Trainer William Haggas had high hopes for the son of New Approach, who won a novice by over eight lengths at Newcastle on his second start, before being touched off by Lionel in last season’s Cocked Hat at Goodwood.

He went on to finish third to Changingoftheguard in the Group Two King Edward VII at Royal Ascot and was placed in Newbury’s Arc Trial on his last run in September.

However, he subsequently suffered a hip problem and Harry Herbert, managing director of owners Highclere Thoroughbred Racing, said the decision was made to euthanise the gelding.

“Tragically, he was put down yesterday,” said Herbert. “He had got terrible arthritis in his hips. It was just awful. We had hoped to get him back and running next year, but the vet said he will be in constant pain.

“I’m afraid we have had to do that. I’m afraid we were not able to see more of him.

“We always try to retire horses to happy homes, it is very much our policy. It is a bitter blow to shareholders and an awful scenario.

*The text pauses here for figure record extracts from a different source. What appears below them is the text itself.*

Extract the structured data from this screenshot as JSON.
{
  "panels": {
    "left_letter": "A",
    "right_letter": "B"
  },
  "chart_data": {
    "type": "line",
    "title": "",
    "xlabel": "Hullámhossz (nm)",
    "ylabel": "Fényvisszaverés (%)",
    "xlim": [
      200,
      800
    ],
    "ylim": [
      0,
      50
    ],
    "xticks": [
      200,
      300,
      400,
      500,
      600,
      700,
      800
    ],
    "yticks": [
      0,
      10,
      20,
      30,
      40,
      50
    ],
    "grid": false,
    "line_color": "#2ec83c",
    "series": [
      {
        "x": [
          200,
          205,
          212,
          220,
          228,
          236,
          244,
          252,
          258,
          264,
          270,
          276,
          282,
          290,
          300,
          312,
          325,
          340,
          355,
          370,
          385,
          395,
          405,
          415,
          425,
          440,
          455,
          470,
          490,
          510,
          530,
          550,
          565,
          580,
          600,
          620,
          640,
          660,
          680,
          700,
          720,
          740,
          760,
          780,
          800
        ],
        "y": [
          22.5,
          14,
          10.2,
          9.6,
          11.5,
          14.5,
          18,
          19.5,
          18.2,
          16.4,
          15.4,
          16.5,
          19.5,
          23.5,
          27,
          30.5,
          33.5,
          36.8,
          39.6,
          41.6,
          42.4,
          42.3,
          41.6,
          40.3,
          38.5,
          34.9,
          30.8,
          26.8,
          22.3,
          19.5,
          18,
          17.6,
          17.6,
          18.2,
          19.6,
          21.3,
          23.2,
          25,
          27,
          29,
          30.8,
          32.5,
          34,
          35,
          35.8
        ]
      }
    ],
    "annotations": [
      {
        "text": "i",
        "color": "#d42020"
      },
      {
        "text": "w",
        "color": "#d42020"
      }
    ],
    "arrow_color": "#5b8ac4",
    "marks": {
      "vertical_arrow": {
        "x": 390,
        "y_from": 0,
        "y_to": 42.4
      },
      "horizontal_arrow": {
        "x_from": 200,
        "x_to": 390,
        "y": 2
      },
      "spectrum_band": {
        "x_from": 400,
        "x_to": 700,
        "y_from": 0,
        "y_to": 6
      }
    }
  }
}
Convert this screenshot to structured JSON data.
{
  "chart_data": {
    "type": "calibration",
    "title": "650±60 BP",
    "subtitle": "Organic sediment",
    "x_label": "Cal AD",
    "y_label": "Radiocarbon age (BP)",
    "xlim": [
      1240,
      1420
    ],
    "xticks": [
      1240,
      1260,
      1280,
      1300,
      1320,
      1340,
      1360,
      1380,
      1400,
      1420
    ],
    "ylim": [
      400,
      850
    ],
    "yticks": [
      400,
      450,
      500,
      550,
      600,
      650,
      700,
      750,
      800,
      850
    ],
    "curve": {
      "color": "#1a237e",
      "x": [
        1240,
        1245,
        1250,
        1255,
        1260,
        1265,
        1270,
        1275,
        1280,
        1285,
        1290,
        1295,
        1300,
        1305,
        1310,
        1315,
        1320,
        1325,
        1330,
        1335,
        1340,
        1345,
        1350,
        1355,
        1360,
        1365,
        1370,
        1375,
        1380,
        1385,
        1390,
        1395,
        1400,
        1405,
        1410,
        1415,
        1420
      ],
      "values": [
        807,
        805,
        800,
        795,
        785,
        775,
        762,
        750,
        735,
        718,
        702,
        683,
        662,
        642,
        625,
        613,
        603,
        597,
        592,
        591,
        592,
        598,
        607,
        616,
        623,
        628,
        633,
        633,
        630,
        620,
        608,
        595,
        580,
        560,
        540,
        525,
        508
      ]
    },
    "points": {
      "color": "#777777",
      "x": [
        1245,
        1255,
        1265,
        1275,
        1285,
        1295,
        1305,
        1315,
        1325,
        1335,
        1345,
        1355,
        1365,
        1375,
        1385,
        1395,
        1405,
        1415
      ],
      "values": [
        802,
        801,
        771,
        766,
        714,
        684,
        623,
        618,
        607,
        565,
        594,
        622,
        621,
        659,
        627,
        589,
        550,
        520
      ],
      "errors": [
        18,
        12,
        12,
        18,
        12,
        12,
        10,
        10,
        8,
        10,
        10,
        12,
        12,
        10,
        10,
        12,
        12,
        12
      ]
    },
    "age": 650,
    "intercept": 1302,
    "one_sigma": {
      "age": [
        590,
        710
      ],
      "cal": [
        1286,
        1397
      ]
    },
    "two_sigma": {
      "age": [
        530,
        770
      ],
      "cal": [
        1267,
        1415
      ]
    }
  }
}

“Everyone gets attached to horses, not just because of their ability, but he was such a gorgeous horse, such a beautiful, beautiful horse and William (Haggas) had always planned that this year, his four-year-old year, would be his big year and possibly beyond. It is a big loss for the team.”

Despite the loss, Herbert said Highclere have plenty to look forward to, with a couple of promising juveniles unleashed last weekend, with more to come.

“There are lots of excitements to come, lots to look forward. The two-year-olds are running well, a lovely debut from two on the weekend,” he said.

“Mannerism was a little unlucky not to win for Karl Burke, he was very eye-catching at Haydock, and Drama with James Ferguson – our first horse with him – ran extremely well on debut (when third, beaten a length at Newbury) and looks nice, and there are others to come.